Nursing Care Plan and Goals
Goals: understanding of the disease and treatment, participation in self-care, absence of complications, blood pressure within acceptable limits, prevention of cardiovascular and systemic complications, and a discharge plan in place.
Nursing Priorities
Maintain and enhance cardiovascular function, prevent complications, provide information about the disease and treatment, and support active patient control of the condition.
Nursing Interventions
Refer the patient to a dietitian for a plan to improve nutrient intake or lose weight. Encourage restriction of sodium and fat, more fruits and vegetables, regular physical activity, limited alcohol, and no tobacco, and help the patient adopt and stick to an appropriate exercise regimen.
Evaluation
Expected outcomes: blood pressure maintained at less than 140/90 mmHg with lifestyle changes, medication, or both; no angina, palpitations, or visual changes; stable BUN and serum creatinine; palpable peripheral pulses; adherence to diet, exercise, and medication with reported side effects; routine self-monitoring; abstinence from tobacco and alcohol; and no complications.

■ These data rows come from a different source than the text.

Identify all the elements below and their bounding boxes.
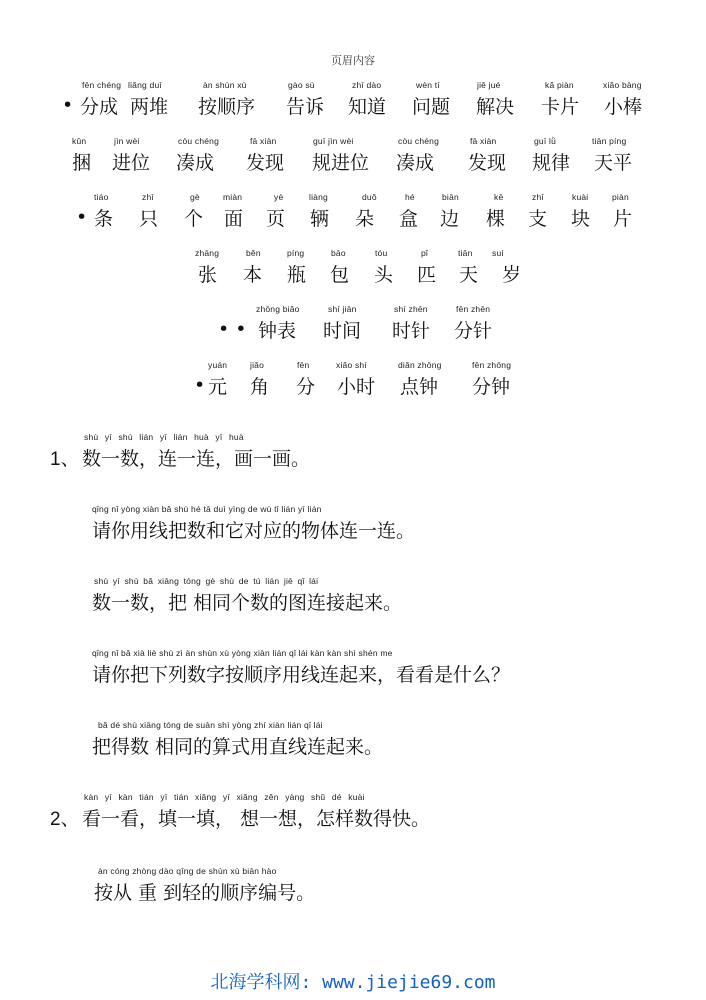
pinyin: guī lǜ <box>534 136 556 146</box>
vocab-word: 小棒 <box>604 96 643 118</box>
vocab-word: 片 <box>613 208 633 230</box>
instruction-text: 请你用线把数和它对应的物体连一连。 <box>92 520 416 542</box>
instruction-text: 请你把下列数字按顺序用线连起来，看看是什么？ <box>92 664 511 686</box>
vocab-word: 知道 <box>348 96 387 118</box>
vocab-word: 面 <box>224 208 244 230</box>
pinyin: àn shùn xù <box>203 80 247 90</box>
vocab-word: 分钟 <box>472 376 511 398</box>
vocab-word: 问题 <box>412 96 451 118</box>
pinyin: tiān <box>458 248 473 258</box>
vocab-word: 张 <box>198 264 218 286</box>
pinyin: tiān píng <box>592 136 627 146</box>
pinyin: biān <box>442 192 459 202</box>
vocab-word: 分针 <box>454 320 493 342</box>
vocab-word: 点钟 <box>400 376 439 398</box>
vocab-word: 天 <box>459 264 479 286</box>
pinyin: hé <box>405 192 415 202</box>
vocab-word: 分 <box>296 376 316 398</box>
vocab-word: 块 <box>571 208 591 230</box>
row-bullet: • <box>194 374 206 396</box>
vocab-word: 捆 <box>72 152 92 174</box>
section-title: 看一看，填一填， 想一想，怎样数得快。 <box>82 808 431 830</box>
pinyin: píng <box>287 248 305 258</box>
row-bullet: • <box>62 94 74 116</box>
pinyin: shí jiān <box>328 304 357 314</box>
vocab-word: 头 <box>374 264 394 286</box>
vocab-word: 盒 <box>399 208 419 230</box>
pinyin: fēn <box>297 360 310 370</box>
footer-watermark: 北海学科网: www.jiejie69.com <box>210 972 496 993</box>
section-title-pinyin: shù yī shù lián yī lián huà yī huà <box>84 432 244 442</box>
vocab-word: 页 <box>266 208 286 230</box>
pinyin: zhāng <box>195 248 220 258</box>
page-header: 页眉内容 <box>331 54 375 67</box>
pinyin: jìn wèi <box>114 136 140 146</box>
pinyin: zhī <box>142 192 154 202</box>
pinyin: jiě jué <box>477 80 501 90</box>
pinyin: shí zhēn <box>394 304 428 314</box>
vocab-word: 钟表 <box>258 320 297 342</box>
pinyin: yè <box>274 192 284 202</box>
vocab-word: 规进位 <box>312 152 370 174</box>
pinyin: pǐ <box>421 248 429 258</box>
vocab-word: 发现 <box>468 152 507 174</box>
vocab-word: 棵 <box>486 208 506 230</box>
vocab-word: 时间 <box>323 320 362 342</box>
pinyin: piàn <box>612 192 629 202</box>
vocab-word: 天平 <box>594 152 633 174</box>
item-pinyin: bǎ dé shù xiāng tóng de suàn shì yòng zhí xiàn lián qǐ lái <box>98 720 323 730</box>
vocab-word: 支 <box>528 208 548 230</box>
pinyin: zhī <box>532 192 544 202</box>
pinyin: fēn chéng <box>82 80 122 90</box>
vocab-word: 瓶 <box>287 264 307 286</box>
row-bullet: • <box>76 206 88 228</box>
vocab-word: 凑成 <box>176 152 215 174</box>
vocab-word: 条 <box>94 208 114 230</box>
pinyin: bāo <box>331 248 346 258</box>
pinyin: wèn tí <box>416 80 440 90</box>
pinyin: tóu <box>375 248 388 258</box>
pinyin: kē <box>494 192 504 202</box>
pinyin: gào sù <box>288 80 315 90</box>
vocab-word: 个 <box>184 208 204 230</box>
pinyin: xiǎo shí <box>336 360 367 370</box>
pinyin: kǔn <box>72 136 87 146</box>
pinyin: còu chéng <box>178 136 220 146</box>
pinyin: zhōng biǎo <box>256 304 300 314</box>
row-bullet: • • <box>218 318 247 340</box>
pinyin: tiáo <box>94 192 109 202</box>
vocab-word: 进位 <box>112 152 151 174</box>
vocab-word: 规律 <box>532 152 571 174</box>
instruction-text: 数一数，把 相同个数的图连接起来。 <box>92 592 403 614</box>
item-pinyin: qǐng nǐ bǎ xià liè shù zì àn shùn xù yòng xiàn lián qǐ lái kàn kàn shì shén me <box>92 648 393 658</box>
pinyin: fā xiàn <box>470 136 497 146</box>
vocab-word: 时针 <box>392 320 431 342</box>
pinyin: liǎng duī <box>128 80 162 90</box>
pinyin: yuán <box>208 360 228 370</box>
vocab-word: 发现 <box>246 152 285 174</box>
instruction-text: 按从 重 到轻的顺序编号。 <box>94 882 316 904</box>
item-pinyin: shù yī shù bǎ xiāng tóng gè shù de tú lián jiē qǐ lái <box>94 576 319 586</box>
pinyin: guī jìn wèi <box>313 136 354 146</box>
pinyin: běn <box>246 248 261 258</box>
section-title: 数一数，连一连，画一画。 <box>82 448 311 470</box>
item-pinyin: qǐng nǐ yòng xiàn bǎ shù hé tā duì yìng de wù tǐ lián yī lián <box>92 504 322 514</box>
section-title-pinyin: kàn yī kàn tián yī tián xiǎng yī xiǎng zěn yàng shǔ dé kuài <box>84 792 365 802</box>
vocab-word: 匹 <box>417 264 437 286</box>
vocab-word: 解决 <box>476 96 515 118</box>
pinyin: fēn zhēn <box>456 304 491 314</box>
vocab-word: 两堆 <box>130 96 169 118</box>
pinyin: kuài <box>572 192 589 202</box>
pinyin: suì <box>492 248 504 258</box>
vocab-word: 只 <box>139 208 159 230</box>
vocab-word: 按顺序 <box>198 96 256 118</box>
vocab-word: 凑成 <box>396 152 435 174</box>
pinyin: gè <box>190 192 200 202</box>
pinyin: miàn <box>223 192 243 202</box>
pinyin: zhī dào <box>352 80 382 90</box>
item-pinyin: àn cóng zhòng dào qīng de shùn xù biān hào <box>98 866 277 876</box>
pinyin: còu chéng <box>398 136 440 146</box>
pinyin: xiǎo bàng <box>603 80 642 90</box>
vocab-word: 告诉 <box>286 96 325 118</box>
pinyin: liàng <box>309 192 328 202</box>
section-number: 2、 <box>50 809 80 830</box>
vocab-word: 分成 <box>80 96 119 118</box>
vocab-word: 角 <box>250 376 270 398</box>
vocab-word: 边 <box>440 208 460 230</box>
pinyin: fā xiàn <box>250 136 277 146</box>
pinyin: kǎ piàn <box>545 80 574 90</box>
vocab-word: 小时 <box>337 376 376 398</box>
vocab-word: 本 <box>243 264 263 286</box>
vocab-word: 元 <box>208 376 228 398</box>
vocab-word: 包 <box>330 264 350 286</box>
pinyin: fēn zhōng <box>472 360 512 370</box>
vocab-word: 辆 <box>310 208 330 230</box>
pinyin: duǒ <box>362 192 377 202</box>
section-number: 1、 <box>50 449 80 470</box>
vocab-word: 朵 <box>355 208 375 230</box>
instruction-text: 把得数 相同的算式用直线连起来。 <box>92 736 384 758</box>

Discharge and Home Care Guidelines
Promote self-care and independence. Educate the patient on managing blood pressure, help set goal pressures, arrange social support, involve family in the education program, and provide written information on expected effects and side effects. Teach home blood pressure measurement and stress strict adherence to followup appointments.
Documentation Guidelines
Document the effect of behavior on the condition; the plan and the people involved; patient responses to interventions, teaching, and the action plan; progress toward outcomes; modifications to the plan; individual findings including any deviation from the prescribed plan; and the consequences of actions to date.